My high school, with its gymnasium, laboratory classrooms in the basement, and a bandroom behind the stage (so well remembered!) was a PWA project. I only discovered that after the school was demolished, right about the time I was beginning my research. Oh well. But this has led me to notice New Deal projects no matter what other quest I may be pursuing.
Over the last year, I followed the Lincoln Highway eastward into New Jersey and westward through Illinois. Starting out in Ohio heading east, I soon passed one of my favorite WPA projects, an early nineteenth century brick house transformed into Massillon’s stunning public library (and, originally, its museum). The heirs of the Dunn house had donated it to the city for use as a museum in 1930, then along came the New Deal to enlarge it and include a library. Designed by architect Herman J. Albrecht, it was completed in 1937. The museum moved in the 1990s and the library now occupies the entire structure.

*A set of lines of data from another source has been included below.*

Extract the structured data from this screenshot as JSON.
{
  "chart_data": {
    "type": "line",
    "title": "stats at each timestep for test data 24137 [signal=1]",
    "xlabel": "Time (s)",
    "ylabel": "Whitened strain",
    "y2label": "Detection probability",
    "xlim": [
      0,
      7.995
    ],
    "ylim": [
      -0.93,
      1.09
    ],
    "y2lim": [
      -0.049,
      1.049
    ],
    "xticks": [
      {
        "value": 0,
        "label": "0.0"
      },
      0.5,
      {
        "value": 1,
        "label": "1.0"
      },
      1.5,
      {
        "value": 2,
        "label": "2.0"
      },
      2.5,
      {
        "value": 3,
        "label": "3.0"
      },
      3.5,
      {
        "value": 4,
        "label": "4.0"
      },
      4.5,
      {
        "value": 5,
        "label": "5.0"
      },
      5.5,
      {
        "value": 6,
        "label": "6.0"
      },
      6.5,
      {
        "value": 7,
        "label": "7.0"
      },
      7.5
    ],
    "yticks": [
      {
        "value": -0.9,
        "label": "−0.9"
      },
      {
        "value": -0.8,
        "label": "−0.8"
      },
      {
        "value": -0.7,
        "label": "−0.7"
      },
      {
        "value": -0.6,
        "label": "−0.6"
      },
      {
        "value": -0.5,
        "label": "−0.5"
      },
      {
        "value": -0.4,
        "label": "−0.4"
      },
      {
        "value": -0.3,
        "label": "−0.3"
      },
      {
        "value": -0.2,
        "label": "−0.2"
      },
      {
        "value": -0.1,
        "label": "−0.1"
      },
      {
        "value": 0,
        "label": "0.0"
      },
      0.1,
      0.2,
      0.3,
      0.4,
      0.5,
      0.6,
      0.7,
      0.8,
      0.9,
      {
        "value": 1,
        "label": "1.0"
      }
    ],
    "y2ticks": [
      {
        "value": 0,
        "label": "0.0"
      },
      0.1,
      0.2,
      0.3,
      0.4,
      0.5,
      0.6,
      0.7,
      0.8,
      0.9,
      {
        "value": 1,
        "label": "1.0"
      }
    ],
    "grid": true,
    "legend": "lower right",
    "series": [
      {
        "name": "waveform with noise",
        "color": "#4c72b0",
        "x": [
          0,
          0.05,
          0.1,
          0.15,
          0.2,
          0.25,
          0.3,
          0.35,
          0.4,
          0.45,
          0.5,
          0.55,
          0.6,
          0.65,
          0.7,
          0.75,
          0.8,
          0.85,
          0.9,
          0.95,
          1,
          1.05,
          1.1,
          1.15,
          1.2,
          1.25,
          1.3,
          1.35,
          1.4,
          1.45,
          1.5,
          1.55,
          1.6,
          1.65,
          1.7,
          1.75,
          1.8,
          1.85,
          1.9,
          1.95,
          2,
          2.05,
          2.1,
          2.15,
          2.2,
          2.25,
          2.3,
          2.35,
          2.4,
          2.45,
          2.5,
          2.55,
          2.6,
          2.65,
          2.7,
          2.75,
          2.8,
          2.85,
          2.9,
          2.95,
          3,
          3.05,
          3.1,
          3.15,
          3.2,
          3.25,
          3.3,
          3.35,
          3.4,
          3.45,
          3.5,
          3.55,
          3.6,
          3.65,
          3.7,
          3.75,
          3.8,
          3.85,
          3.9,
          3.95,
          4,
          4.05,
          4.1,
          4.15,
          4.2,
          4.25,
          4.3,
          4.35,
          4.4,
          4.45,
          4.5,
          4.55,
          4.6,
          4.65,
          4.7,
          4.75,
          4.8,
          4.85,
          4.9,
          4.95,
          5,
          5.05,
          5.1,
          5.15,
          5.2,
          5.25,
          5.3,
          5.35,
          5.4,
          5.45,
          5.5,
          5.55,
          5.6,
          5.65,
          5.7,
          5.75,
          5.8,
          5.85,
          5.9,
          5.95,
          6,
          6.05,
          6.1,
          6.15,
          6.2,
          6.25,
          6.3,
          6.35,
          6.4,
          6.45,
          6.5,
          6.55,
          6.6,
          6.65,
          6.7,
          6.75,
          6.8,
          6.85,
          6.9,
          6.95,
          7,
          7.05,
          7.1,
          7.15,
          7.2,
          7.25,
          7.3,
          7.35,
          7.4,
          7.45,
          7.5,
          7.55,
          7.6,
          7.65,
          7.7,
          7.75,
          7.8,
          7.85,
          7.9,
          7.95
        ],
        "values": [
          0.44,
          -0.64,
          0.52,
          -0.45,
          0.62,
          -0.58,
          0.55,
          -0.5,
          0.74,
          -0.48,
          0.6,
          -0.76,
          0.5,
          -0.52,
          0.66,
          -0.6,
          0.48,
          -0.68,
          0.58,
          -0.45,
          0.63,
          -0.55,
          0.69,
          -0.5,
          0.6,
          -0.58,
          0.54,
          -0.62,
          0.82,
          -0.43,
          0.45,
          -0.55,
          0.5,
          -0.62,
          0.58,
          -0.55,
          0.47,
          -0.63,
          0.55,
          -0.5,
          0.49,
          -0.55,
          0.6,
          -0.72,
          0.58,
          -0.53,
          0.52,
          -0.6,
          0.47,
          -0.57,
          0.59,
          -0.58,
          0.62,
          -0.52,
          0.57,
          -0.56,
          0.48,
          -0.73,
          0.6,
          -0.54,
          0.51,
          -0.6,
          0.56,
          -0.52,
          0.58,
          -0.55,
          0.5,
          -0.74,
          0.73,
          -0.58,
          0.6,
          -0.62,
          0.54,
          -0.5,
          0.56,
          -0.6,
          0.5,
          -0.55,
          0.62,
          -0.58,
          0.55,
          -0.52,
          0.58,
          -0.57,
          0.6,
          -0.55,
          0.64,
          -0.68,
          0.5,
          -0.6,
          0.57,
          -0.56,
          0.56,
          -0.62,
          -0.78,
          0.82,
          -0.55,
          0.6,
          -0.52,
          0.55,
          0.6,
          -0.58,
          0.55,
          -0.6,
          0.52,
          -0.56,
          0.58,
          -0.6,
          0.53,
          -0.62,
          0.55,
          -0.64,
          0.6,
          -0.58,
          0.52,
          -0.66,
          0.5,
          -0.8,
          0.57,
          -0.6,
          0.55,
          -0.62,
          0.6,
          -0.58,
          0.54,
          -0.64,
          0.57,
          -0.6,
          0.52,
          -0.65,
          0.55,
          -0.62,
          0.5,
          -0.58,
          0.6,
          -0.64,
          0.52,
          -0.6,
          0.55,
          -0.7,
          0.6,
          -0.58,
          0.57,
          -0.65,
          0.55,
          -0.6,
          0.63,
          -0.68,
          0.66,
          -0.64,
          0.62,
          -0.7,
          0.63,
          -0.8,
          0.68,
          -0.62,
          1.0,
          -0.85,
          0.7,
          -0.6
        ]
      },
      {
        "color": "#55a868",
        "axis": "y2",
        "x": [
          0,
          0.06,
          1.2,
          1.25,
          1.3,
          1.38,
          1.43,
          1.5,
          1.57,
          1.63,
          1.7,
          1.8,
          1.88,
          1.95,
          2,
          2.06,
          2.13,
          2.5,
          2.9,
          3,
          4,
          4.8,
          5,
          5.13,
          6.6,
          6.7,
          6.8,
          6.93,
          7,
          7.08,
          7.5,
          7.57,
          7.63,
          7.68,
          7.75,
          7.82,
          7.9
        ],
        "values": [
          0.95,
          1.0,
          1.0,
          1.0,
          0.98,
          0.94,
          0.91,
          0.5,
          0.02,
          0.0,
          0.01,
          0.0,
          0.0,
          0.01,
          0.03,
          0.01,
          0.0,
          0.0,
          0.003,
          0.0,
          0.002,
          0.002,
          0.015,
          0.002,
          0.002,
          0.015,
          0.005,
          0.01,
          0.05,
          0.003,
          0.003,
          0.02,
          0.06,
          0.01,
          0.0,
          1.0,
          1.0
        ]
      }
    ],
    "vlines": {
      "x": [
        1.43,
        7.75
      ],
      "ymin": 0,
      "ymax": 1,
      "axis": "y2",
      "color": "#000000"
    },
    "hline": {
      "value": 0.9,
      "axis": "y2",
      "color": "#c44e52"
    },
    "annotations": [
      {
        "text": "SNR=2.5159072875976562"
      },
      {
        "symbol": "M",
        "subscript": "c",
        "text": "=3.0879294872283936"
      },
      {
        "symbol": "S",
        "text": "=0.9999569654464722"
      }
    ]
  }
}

Post offices are often located on main streets, which is usually where the original Lincoln Highway was routed. One I found in Everett, Pennsylvania boasts a sculptural mural rather than a painted one: a relief depicting the “Signing of the Constitution” by Hazel Clere.
Post offices are the likeliest New Deal buildings to be spotted along the Lincoln Highway. A fine example stands about 750 miles west along the Highway in Fulton, Illinois.
Heading east out of Everett, the Lincoln Highway goes through Caledonia State Park, where stands the Thaddeus Stevens Blacksmith Shop. I discovered it was renovated and restored by the Works Progress Administration in 1938. The original had been built in 1837 but was destroyed during the Battle of Gettysburg. Rebuilt after the war, it remained in business until the 1890s, after which it languished until the New Deal came along.
There are a variety of examples around the country of the WPA or other New Deal agencies creating historical replicas. Projects with an educational component were highly favored, and we have the New Deal to thank for several early restorations and replicas. And, let us not forget also that the Historic American Buildings Survey [HABS] was also a New Deal project, putting many starving architects to work to document historic buildings dating from before the Civil War, preserving, at least on paper, much of our architectural heritage.
In my home state of Indiana we have Lincoln Pioneer Village in the Ohio River town of Rockport, located in the same county in which Lincoln resided in his boyhood years. Largely the work of noted sculptor George Honig, Lincoln Pioneer Village started as a FERA project, and continued under WPA the following year, completed in 1936. It’s listed in the National Register of Historic Places.
My very favorite of these types of WPA projects, which I saw when I was eight years old and never forgot, is outside Rapid City, South Dakota. Of course, I did not realize then it was a New Deal project. Dedicated in 1936, Dinosaur Park was certainly intended as a tourist attraction to travelers pouring into the Black Hills to see Mount Rushmore. But, the lifesize concrete figures, created by sculptor Emmit Sullivan in consultation with noted paleontologists, were intended to represent those dinosaur fossils found in the West. I, for one, am delighted that Dinosaur Park is listed in the National Register and hope that the renovation it is currently undergoing maintains the historic integrity of the site.